Synesius, Dreams 10
Synesius of Cyrene (c.370-c.413) was a Neo-Platonic philosopher who became bishop of Ptolemais in the Cyrenaica. He left behind a small corpus of texts that offer much information about daily life in Late Antiquity, and about the christianization of the Roman world.
Synesius' On dreams consists of two parts:
- A philosophical explanation why dreams allow our soul to reach higher spheres, based on a doctrine that is derived from the philosophical school known as Stoa (sections1-7);
- A more down-to-earth, and very accessible, account of the way one must investigate one's dreams, which boils down to keeping a "night book"(section 8-13).
The text is offered here in the translation by A. Fitzgerald. The four-digit numbers are page numbers of the Migne edition.
Synesius, On dreams 10
[1] Such categories of dreams, then, are more divine, and are either quite clear and obvious, or nearly so, and in no wise stand in need of the diviner's science. But they may come to the help only of such men as live according to virtue, whether that be acquired by wisdom or ingrained by habit, and if at a given moment they should come to any other, it would be with difficulty, though they might so come.
[2] It is not for some trifling purpose that a dream of this higher order will come to the chance recipient. Further, a frequent and a very widely shared class will be the enigmatic. To this the science of divination must be applied, for its genesis was, so to speak, strange and portentous, and as it has sprung from such sources, its development is most obscure.

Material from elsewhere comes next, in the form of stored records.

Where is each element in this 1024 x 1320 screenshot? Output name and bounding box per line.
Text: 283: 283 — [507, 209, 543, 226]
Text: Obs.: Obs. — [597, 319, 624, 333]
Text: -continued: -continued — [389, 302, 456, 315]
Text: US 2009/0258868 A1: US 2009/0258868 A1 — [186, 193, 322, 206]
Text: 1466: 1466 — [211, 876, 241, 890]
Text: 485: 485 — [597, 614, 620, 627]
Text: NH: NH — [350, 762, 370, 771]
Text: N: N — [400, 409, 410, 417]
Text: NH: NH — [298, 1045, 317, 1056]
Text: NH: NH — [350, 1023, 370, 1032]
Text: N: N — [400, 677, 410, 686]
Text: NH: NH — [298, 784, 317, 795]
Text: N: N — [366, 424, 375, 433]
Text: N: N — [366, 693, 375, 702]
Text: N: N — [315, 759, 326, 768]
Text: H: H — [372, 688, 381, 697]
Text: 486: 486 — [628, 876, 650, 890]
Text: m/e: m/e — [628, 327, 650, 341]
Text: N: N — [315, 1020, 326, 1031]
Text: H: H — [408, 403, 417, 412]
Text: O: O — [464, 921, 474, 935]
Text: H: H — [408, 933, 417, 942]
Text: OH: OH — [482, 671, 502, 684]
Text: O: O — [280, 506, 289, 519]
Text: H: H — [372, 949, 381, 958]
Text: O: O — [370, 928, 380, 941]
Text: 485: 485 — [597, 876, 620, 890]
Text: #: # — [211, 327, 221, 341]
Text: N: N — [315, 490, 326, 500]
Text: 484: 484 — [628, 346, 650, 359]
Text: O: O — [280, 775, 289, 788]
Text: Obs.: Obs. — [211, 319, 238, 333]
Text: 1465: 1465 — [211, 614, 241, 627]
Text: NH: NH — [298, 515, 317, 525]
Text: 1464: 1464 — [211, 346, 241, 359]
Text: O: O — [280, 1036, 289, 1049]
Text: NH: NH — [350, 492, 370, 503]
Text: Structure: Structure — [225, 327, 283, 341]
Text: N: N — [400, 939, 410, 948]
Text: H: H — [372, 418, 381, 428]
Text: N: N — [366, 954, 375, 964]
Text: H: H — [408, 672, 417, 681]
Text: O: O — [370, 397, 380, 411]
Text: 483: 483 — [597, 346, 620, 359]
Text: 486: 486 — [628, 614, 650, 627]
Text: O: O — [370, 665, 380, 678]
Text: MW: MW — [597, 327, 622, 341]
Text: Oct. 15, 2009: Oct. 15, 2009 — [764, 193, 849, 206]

[3] Now its character is as follows. From all that nature possesses, all things that are, that have come into being and that shall be (since this too is a phase of existence), from all these things, I say, images flow and rebound from their substance. For if each perceptible thing is form coupled with matter, and if we discover an escape of matter in the combination, reasoning shows that the nature of the images is also canalized, so that in both cases perceptible things renounce the dignity of real being. Now the imaginative pneuma is a powerful reflecting mirror of all the images that flow off in this way. For, wandering in vain and slipping from their base, on account of the indefiniteness of their nature, and because they are recognized by no being of real existence, whenever these fall in which psychical pneumata, the which are images indeed, and have a seat fixed in nature, then they lean upon them and take their rest as though at their own hearthstone. Of those things, therefore, which have come into being, inasmuch as they have already passed into the activity of existence, the images sent forth are distinct, until in the fullness of time they become faint and evanescent. Of existing things, inasmuch as they are still standing, the images are more tenacious of life and more distinct, but those of future events are more indefinite and indistinguishable. For they are the advanced waves of things not yet present, efflorescences of the unfulfilled nature, as it were, riddles of closely stored seeds, skipping away and darting out.
[4] Thus also art is needed with a view to coming events, for the images which proceed from them are only shadowed, and the symbols are not as clear as in the case of already existing things. Nevertheless they are of a wonderful nature, even as they stand, wonderful in that they have come into existence from things that have not yet existed.